Philippe Labro: « Les gens »

Une jeune fille au pair perdue en Californie, une femme jetée par son amant et un animateur télémégalo : trois destins réunis par le même manque d’amour. À travers une fresque romanesque en crescendo, Philippe Labro dresse avec subtilité les contours d’une comédie humaine taillée pour ce début de siècle. 
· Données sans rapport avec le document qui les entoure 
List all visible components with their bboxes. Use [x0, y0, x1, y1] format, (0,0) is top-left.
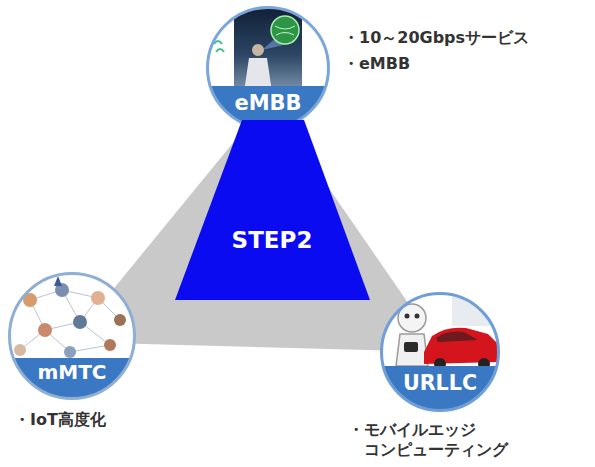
urllc-picture [452, 296, 502, 326]
node-label: STEP2 [172, 227, 372, 253]
embb-picture [252, 44, 264, 56]
node-label: mMTC [8, 361, 136, 384]
trapezoid-fill [175, 120, 370, 300]
urllc-picture [415, 314, 420, 319]
mmtc-picture [20, 290, 120, 352]
embb-picture [275, 26, 295, 35]
mmtc-picture [104, 339, 116, 351]
bullet-label: ・モバイルエッジ コンピューティング [348, 420, 524, 460]
mmtc-picture [20, 290, 120, 352]
bullet-label: ・eMBB [343, 54, 410, 74]
mmtc-picture [54, 276, 62, 286]
mmtc-picture [38, 323, 52, 337]
embb-picture [216, 49, 224, 52]
trapezoid-shape [172, 120, 372, 300]
bullet-label: ・10～20Gbpsサービス [343, 28, 529, 48]
node-label: eMBB [206, 91, 330, 115]
node-label: URLLC [380, 372, 500, 396]
mmtc-picture [64, 346, 76, 358]
mmtc-picture [73, 315, 87, 329]
urllc-picture [424, 328, 500, 364]
embb-picture [271, 16, 299, 44]
mmtc-picture [14, 344, 26, 356]
step-trapezoid: STEP2 [172, 120, 372, 300]
label-band [380, 366, 500, 412]
urllc-picture [405, 314, 410, 319]
urllc-circle: URLLC [380, 292, 500, 412]
mmtc-picture [114, 314, 126, 326]
bullet-label: ・IoT高度化 [14, 410, 106, 430]
embb-picture [306, 20, 328, 21]
embb-circle: eMBB [206, 6, 330, 130]
mmtc-picture [91, 291, 105, 305]
urllc-picture [404, 342, 418, 352]
urllc-picture [396, 334, 428, 366]
urllc-picture [436, 332, 478, 342]
mmtc-circle: mMTC [8, 272, 136, 400]
embb-picture [271, 16, 299, 44]
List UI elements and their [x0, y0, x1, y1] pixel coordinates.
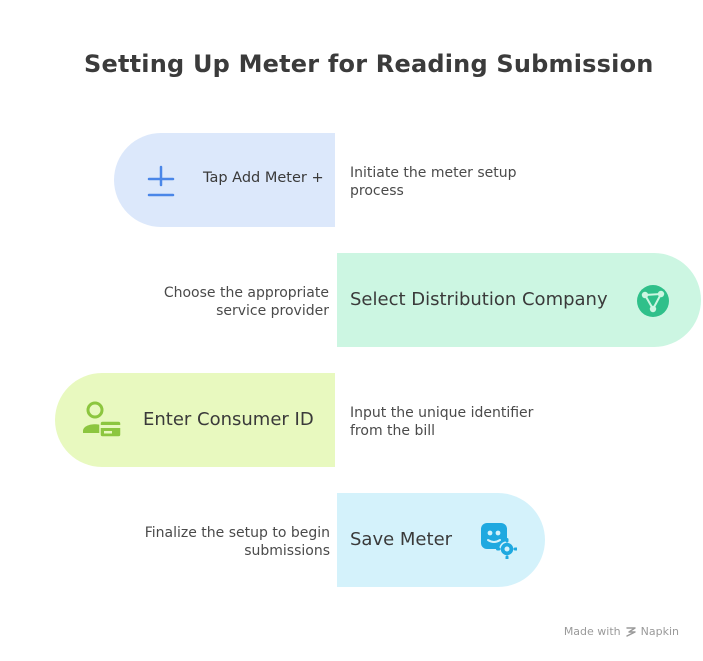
- step-save-meter: Save Meter: [337, 493, 545, 587]
- step-select-distribution-company: Select Distribution Company: [337, 253, 701, 347]
- step-label: Tap Add Meter +: [203, 170, 324, 186]
- meter-gear-icon: [481, 523, 517, 559]
- user-id-card-icon: [83, 401, 122, 438]
- step-label: Save Meter: [350, 529, 453, 550]
- footer-brand: Napkin: [640, 625, 679, 638]
- napkin-logo-icon: [625, 626, 636, 637]
- plus-minus-icon: [147, 165, 175, 197]
- page-title: Setting Up Meter for Reading Submission: [84, 50, 654, 78]
- step-enter-consumer-id: Enter Consumer ID: [55, 373, 335, 467]
- step-description: Choose the appropriate service provider: [163, 285, 329, 319]
- step-add-meter: Tap Add Meter +: [114, 133, 335, 227]
- step-description: Input the unique identifier from the bil…: [350, 405, 534, 439]
- step-label: Enter Consumer ID: [143, 409, 314, 430]
- step-label: Select Distribution Company: [350, 289, 608, 310]
- step-description: Initiate the meter setup process: [350, 165, 517, 199]
- footer-credit: Made with Napkin: [564, 625, 679, 638]
- step-description: Finalize the setup to begin submissions: [144, 525, 330, 559]
- footer-made-with: Made with: [563, 625, 621, 638]
- network-globe-icon: [637, 285, 669, 317]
The paths of three individuals, from vastly different backgrounds, cross in Paris. What they have in common is immeasurable loneliness and with each other’s help they begin to leave their distress behind.

En voici deux extraits:

Je te l’avais bien dit (chapitre 6)

… ce passe-temps français de celles ou ceux qui, enclins à une forme de pessimisme non déclaré, annoncent défaites et catastrophes, les petites cassandres de la vie quotidienne, emmitouflées dans leur refus du dérangement et de la transgression, adversaires de tout risque et a fortiori, de toute création, tout changement et qui, lorsque survient en effet l’accroc ou la rupture – puisque nos vies sont faites de cela – vous assènent avec la satisfaction placide du gros mangeur à la fin d’un copieux repas: – Je vous l’avais bien dit.
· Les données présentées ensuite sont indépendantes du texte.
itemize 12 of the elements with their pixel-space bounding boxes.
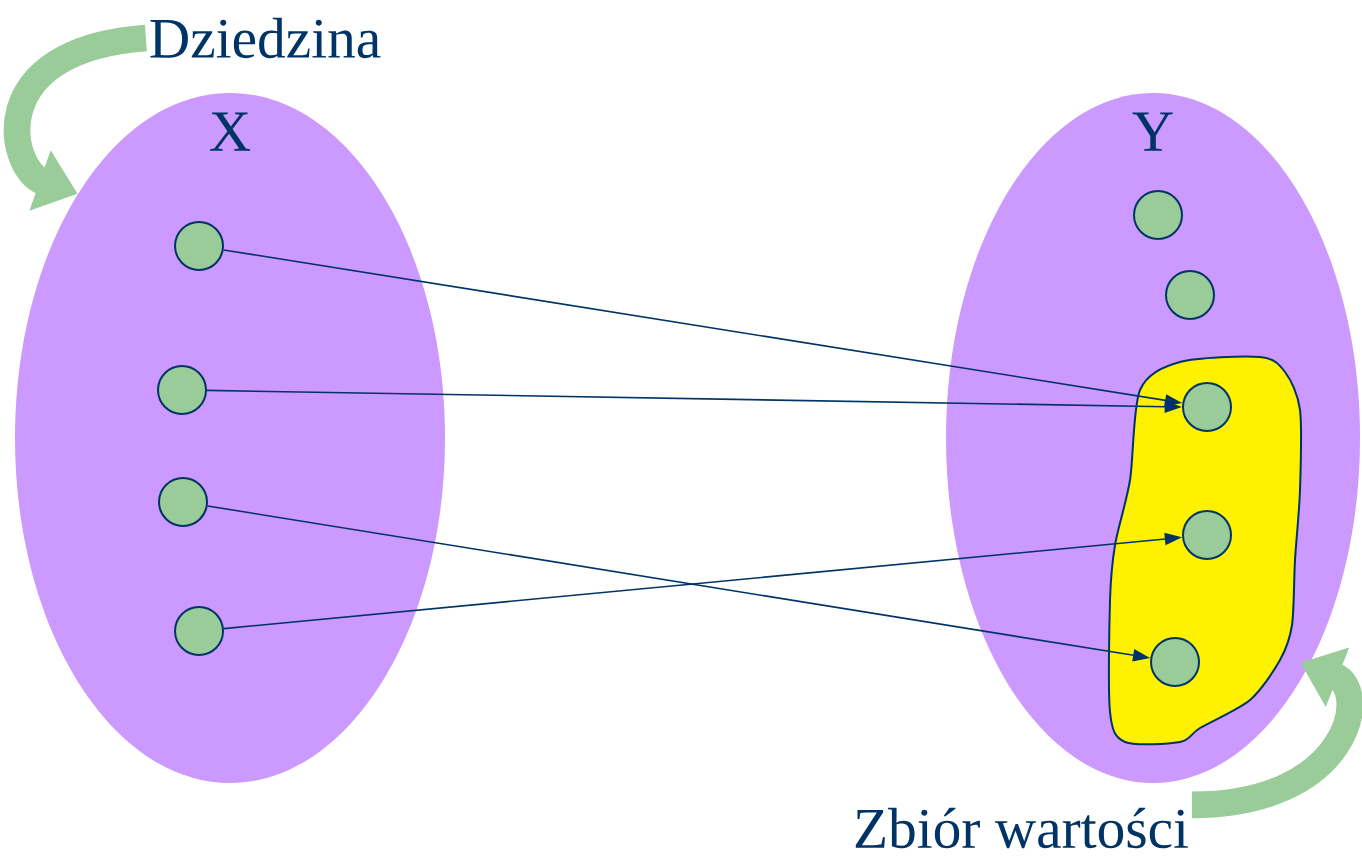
dot-circle: [174, 606, 224, 656]
dot-circle: [1150, 637, 1200, 687]
dot-circle: [1182, 382, 1232, 432]
dot-circle: [1165, 270, 1215, 320]
range-blob: [1107, 355, 1303, 746]
dot-circle: [158, 477, 208, 527]
dot-circle: [157, 365, 207, 415]
dot-circle: [1182, 510, 1232, 560]
label-text: Zbiór wartości: [855, 807, 1188, 849]
dot-circle: [1133, 190, 1183, 240]
dot-circle: [174, 221, 224, 271]
label-text: Dziedzina: [150, 17, 381, 59]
Les « je vous l’avais bien dit » appartiennent à une espèce particulière que l’on peut rapprocher d’une autre race, les « c’est plus comme avant » qui, eux-mêmes, sont les cousins des « on ne l’a jamais fait », et des « ça ne marchera jamais ». Viennent ensuite les « faut tout de même pas exagérer », eux-même cousins des « je ne veux pas me mêler de ce qui ne me regarde pas mais », et à rapprocher enfin de la secte suprême des « puisque je vous dis que c’est vrai ! ».

 

Thymos (chapitre 7)

  • A la fin, ils veulent quoi, les hommes? Qu’est-ce qui les fait bouger?
  • Thymos. C’est pas le cul, c’est pas le blé, c’est pas le pouvoir. Tu veux savoir? C’est le thymos.
  • Le quoi?
  • Le thymos! N’avez pas lu Platon, jeunes gens? Avez-vous oublié ce qu’il a dit sur les trois principales composantes de l’âme humaine? Il y a la raison, le désir (éros) et il y a le thymos c’est-à-dire le besoin de reconnaissance. Thymos, c’est ce qui motive le meilleur et le pire chez les hommes. A l’origine de toutes actions, guerrières, politiques, religieuses, économiques, on retrouve le thymos. La permanente compétition qui nourrit l’histoire des hommes, les conquêtes de territoires, les conflits d’idéologies, de religions ou de races, le thymos. Reconnaissez-nous, disent les Palestiniens aux Israéliens. Reconnaissez-nous, disent les Israéliens aux Arabes, reconnaissez-nous bombardent les Chinois aux Etats-Uniens, ou alors on vous étouffe sous nos milliards de produits fabriqués n’importe comment aux prix les plus bas et on empoisonne des milliards de bébés ou d’écoliers avant d’asphyxier la terre entière, après avoir à coups de barrage des Trois-Gorges annihilé l’existence de nos paysans – reconnaissez-nous, répondent les Ricains au reste du monde. Reconnaissez nos films et nos protéïnes, nos 90% de croyants en Dieu, nos erreurs et nos défaites, reconnaissez que nous avons thymoisé le XXe siècle et que nous entendons le faire encore au cours du XXIe , même si la concurrence se pointe et que nous avons mal démarré le siècle. Reconnaissez-nous, disent les ex-Soviétiques devenus russes, reconnaissez notre puissance, notre importance, l’identité de notre éternelle Russie, notre puissance courroucée, et les Tchétchènes, les Kazakhs, les Géorgiens, les Ukrainiens, les Mongols crient, de leur côté, reconnaissez-nous aussi. Reconnaissez-moi demande le petit homme iranien en chemise qui construit son arme de destruction massive et qui s’adresse au reste du monde, aux Européens, à qui les Turcs réclament la même chose, les Turcs auxquels les Kurdes – les chiites, auxquels les sunnites…

«  Mais si tu ne me reconnais pas, je te massacre, je t’explose, je t’exécute, je t’inquisitionne, je te terrorise, je t’onzeseptembrise, je te guantanamise, je te benladise, je boirai le sang qui giclera des veines éclatées de ta tête que j’aurai tranquillement tranchée, je te hututerai et tu tutsimourras. Je t’irakerai. Je te djihaderai. Je te poutinerai. Je te pantagonerai. Faut pas croire, je suis capable de tout, si tu refuses de me reconnaître.